New AMP Enthusiast Thanks the Board
So, I've been away from the game for a long time (for happy reasons) and only recently returned. The percentage of providers who are fakes or flakes is staggering. Threw out lines to 6 this morning, heard back from two one of them over 7 hours later, and the other one, after agreeing to a late afternoon meet, apparently thought we were meeting on a different day. Really? Those who aren't fakes or flakes are deluded about the net present value of what they're sitting on.
So that's when I took your sage advice and headed for Milk. No schedule, no endless rounds of texting, just drive in and dive in.
As a longtime chronicler of life's rich pageant, I had done my homework and RTFF deeply. Some of the most recent posts about Milk concern a young woman of sporting morality by the name of Erica. Kiko greeted me (kinda grumpily actually) and opened the portal to paradise. Then she introduced my attendant Erica.

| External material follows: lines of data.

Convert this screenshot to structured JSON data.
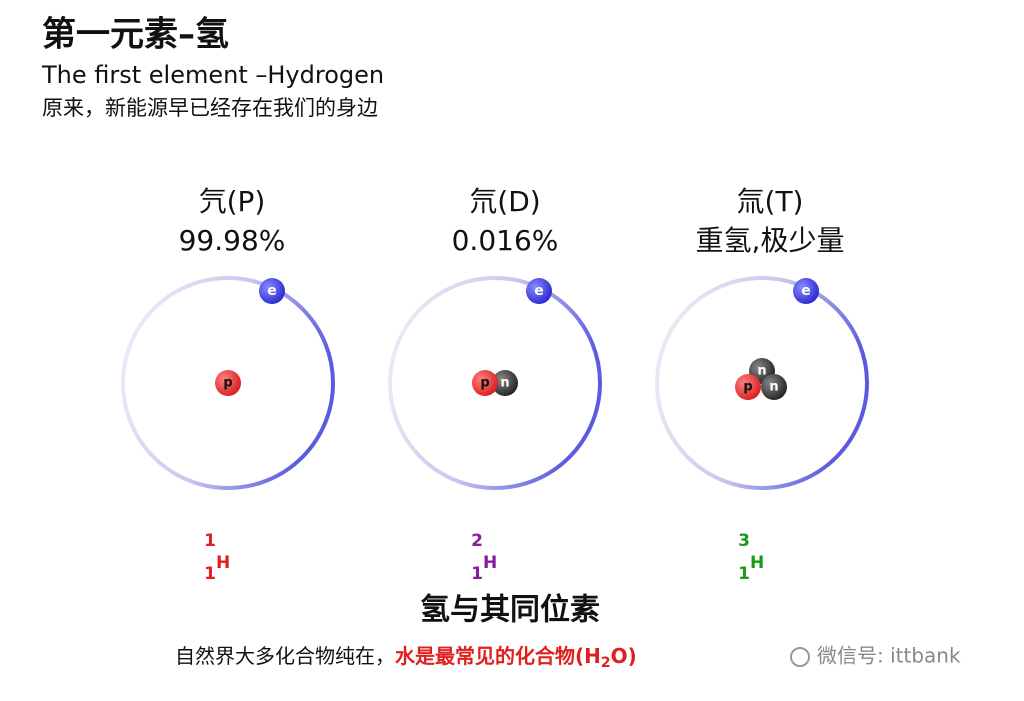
{
  "header": {
    "title": "第一元素–氢",
    "subtitle": "The first element –Hydrogen",
    "description": "原来，新能源早已经存在我们的身边"
  },
  "isotopes": [
    {
      "name": "氕(P)",
      "abundance": "99.98%",
      "nucleus": [
        "p"
      ],
      "electron": "e",
      "mass_number": "1",
      "atomic_number": "1",
      "symbol": "H"
    },
    {
      "name": "氘(D)",
      "abundance": "0.016%",
      "nucleus": [
        "p",
        "n"
      ],
      "electron": "e",
      "mass_number": "2",
      "atomic_number": "1",
      "symbol": "H"
    },
    {
      "name": "氚(T)",
      "abundance": "重氢,极少量",
      "nucleus": [
        "p",
        "n",
        "n"
      ],
      "electron": "e",
      "mass_number": "3",
      "atomic_number": "1",
      "symbol": "H"
    }
  ],
  "footer": {
    "title": "氢与其同位素",
    "caption": "自然界大多化合物纯在，",
    "highlight": "水是最常见的化合物(H",
    "subscript": "2",
    "highlight_end": "O)"
  },
  "watermark": "微信号: ittbank"
}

Ding-ding-ding, the wheels of the slot machine of life lined up triple cherries. She's f'and gorgeous. I've resisted the AMP because I'm not that taken with Asian ladies. Not that some of them aren't pretty, they are. Just not my flavor of coffee. Erica swept all of that away in a nanosecond. For those of you not familiar, Erica is about 5'3" ish, with a perfectly, and I do mean perfectly, shaped figure. Some aftermarket equipment (I'd guess about 36 C) up top, shapely legs, an athlete's hips and a very pretty, if atypical, Asian face.
So, from there, the usual script was played out. She told me to get comfortable and disappeared, reappearing to lead me to the table shower. Face down, great massage / scrub interspersed with lightly biting / sucking my legs, back and buns. Some reaching behind to lube the undercarriage. Then a long nuru slide.
Erica's voice is high-pitched and she's a little giggly. She hummed happily throughout the encounter. She flipped me over and repeated the process, pausing to point at her headlights and asking what we call them in English. The word "boobies" got her giggling. Then she demonstrated her kung-fu grip, using both hands to test the resiliency of my bo staff. A quick rinse, dried me off and headed for the room.
In the room she put me face down and began another massage, complete with the sucking action. On the flip, she brought her newly named boobies up and moaned a bit as I taste tested the teats. She slid back down and sucked me all the way into her mouth. Now we're getting somewhere. She tried hard to swallow me whole, but insisted I was too big. For the record, I do not wear a Magnum, but I suppose compared to her hamster-hung boyfriends back in Beijing, it may have looked imposing. To an ant, the grasshopper is an immense beast. I helped her along by grabbing her head (gently) and pushing up and most of it did disappear.
I reached over and pulled on her leg and she got the hint. "You want kiss me?" Indeed I did. She swung around to park her beautiful butt in my face and happily went back to bobbing and humming while I played nik-nak on her paddy whack with my tongue. She seemed to appreciate the effort. I did reach up to probe the opening with my fingers which were instantly and firmly redirected; there would be no plumbing the depths of her canyon. And I really wanted to feel that thing.
Erica looked back over her shoulder and asked, "You want fuck me?
Now that's a stumper. Did I? Did I want to? I expected her to hop up on her knees and plunge down, but instead she rolled over on her back and helped me off the table. Which was fine, because cowgirl is nice and all, but not my favorite. Instead we went to standing mish with her ass at the edge of the table. That gave me a commanding view of the field of play, with the twin pitcher's mounds sloping southward toward the goal, which was screened by a light flocking of foliage. Despite being denied the opportunity to properly survey the area earlier, my sensor was able to determine that, yes, the tunnel was tight and it seemed to be flooded as well. Erica's use of body English to impart some spin was delightful.
That went on for a bit, with lots of moaning (performative or otherwise) until I eventually turned her over for some standing doggie. Then the cover came off, Erica dropped to her knees and eagerly accepted my tribute. With most of the proceeds decorating her face, I managed to stuff the nozzle back in her mouth and grabbed her head, making sure the last drops went deep, where they were most needed.
And that was it. She cleaned me up with a washcloth, we each dressed and after a few more hugs and light kisses, I was on my way.
As the esteemed Zen master, Ho-Li Chit, once said "Only two kind pussy: Good pussy and great pussy. " This was great pussy. A beautiful girl with a joyous, cheerful attitude (I mean she was humming while giving a hummer for chrissakes) and the skills to make me weak in the knees. The only nit that some of you persnickety pounders might pick was that I felt a little bit of teeth during the oral arguments. And that's a mandatory one-point deduction according to the rules.
On my way out, Kiko held the door and said, "You come back, try different girl. We have new girl all the time. ".
Not on your life Kiko. I know that a sample size of exactly one is no way to gauge where a given participant stands in a field of contestants but D-Dam! I'm not sure it CAN get any better than that. Or, as my Zen master pal says, "Ho-Li Chit. ".
Thank you for your guidance guys. Much appreciated.